There were too many reasons she couldn’t make the film. Audrey always looked younger than her age, yes, but by then she was almost thirty—how could she be asked to play a girl of fifteen? And as tough as she was, she simply couldn’t go through the ordeal of the Nazis again—and this time not live to the end. Nor could she dream of taking a salary to portray Anne Frank or participate in a Hollywood production of this of all stories, however well intentioned it would be. There were devastating ironies, like the fact that Anne idolized movie stars from the far-flung dreamland of Hollywood. She pasted their photos clipped from fan magazines on the walls of her room in the secret annex to make life more livable. Anne had remarked that those in hiding with her “never fail to be surprised at how accurately I can list the actors in any given movie, even after a year.” And that’s just what the other Dutch girl had become—an international movie star. Then for Audrey there was one last unthinkable possibility: What if all this delving into wartime Amsterdam led the press to her mother’s story? Or the fact that Audrey had danced for German audiences? Nothing good could come from any of that.

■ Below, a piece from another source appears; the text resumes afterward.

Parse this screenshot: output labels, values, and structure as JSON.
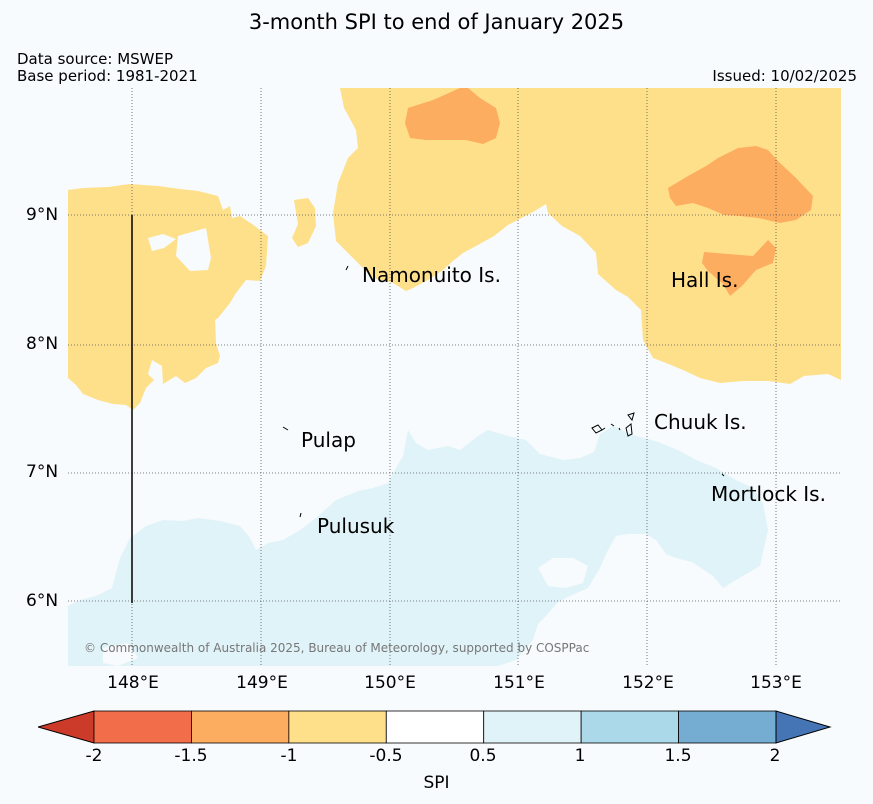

As a courtesy, Audrey agreed to meet Otto Frank and his second wife, Elfriede, in Switzerland—it was Otto who had taken possession of the diary after it was discovered, and it was Otto who worked through his own pain to arrive at a place where he could see his daughter’s work as a miracle that could be important to the world. This beautiful, intense man whom Audrey described as having been “purged by fire” looked into her eyes and asked—begged really—for her to agree to portray his daughter in a film. After what she described as “the most wonderful day” and a visit that lasted through lunch and dinner, she had to tell him a sincere and heartfelt “I can’t.”
Audrey would go on to experience a full life—career, marriages, childre
n, and a fame she never really accepted or understood. Anne had had none of that. Anne’s ambition was to survive the war and turn her volumes of diary entries into a book that she herself named Het Achterhuis. She imagined that the book would make her famous, and it did, selling thirty million copies in seventy languages.
Late in her life Audrey would ultimately accept her strange relationship with soul sister Anne Frank and use Anne’s words to raise funds for the cause held so close to her heart, UNICEF. In 1990 she took Anne on the road for a series of readings from the diary in four U.S. cities. The needs of the world’s children had necessitated that she find the strength to face Anne. “Now, I’m very happy to read her words,” said then sixty-year-old Audrey of her lost sister and her immortal writings. “I’m thrilled to do it because I think it’s something very important. They’re very deep and they’re pure because she was a child and she wrote them from her heart. I think it’s a lovely opportunity to relay her thoughts again. Her spirit.”
So there Audrey was, swathed in Givenchy and serving as UNICEF’s Goodwill Ambassador for these readings that were accompanied by firebrand forty-five-year-old composer Michael Tilson Thomas, who had written music for the passages to be played by his Florida-based New World Symphony Orchestra.
“I was never cut out for public speaking,” Audrey said of this tour with Anne Frank. “My mouth gets dry and my hands get clammy. It’s exhausting.” But she did it, reading among others her very favorite passage, one not about imprisonment or gloom or Nazis, but about life and hope: “I wonder if it’s because I haven’t been able to poke my nose outside for so long that I’ve become so crazy for everything to do with nature. Nearly every morning I go to the attic and from my favorite spot on the floor, I look up at the blue sky and the bare chestnut tree on whose branches little raindrops glisten, like silver, and at the seagulls as they glide on the wind. As long as this exists, and I may live to see it—this sunshine, these cloudless skies—as long as this exists, I cannot be unhappy.”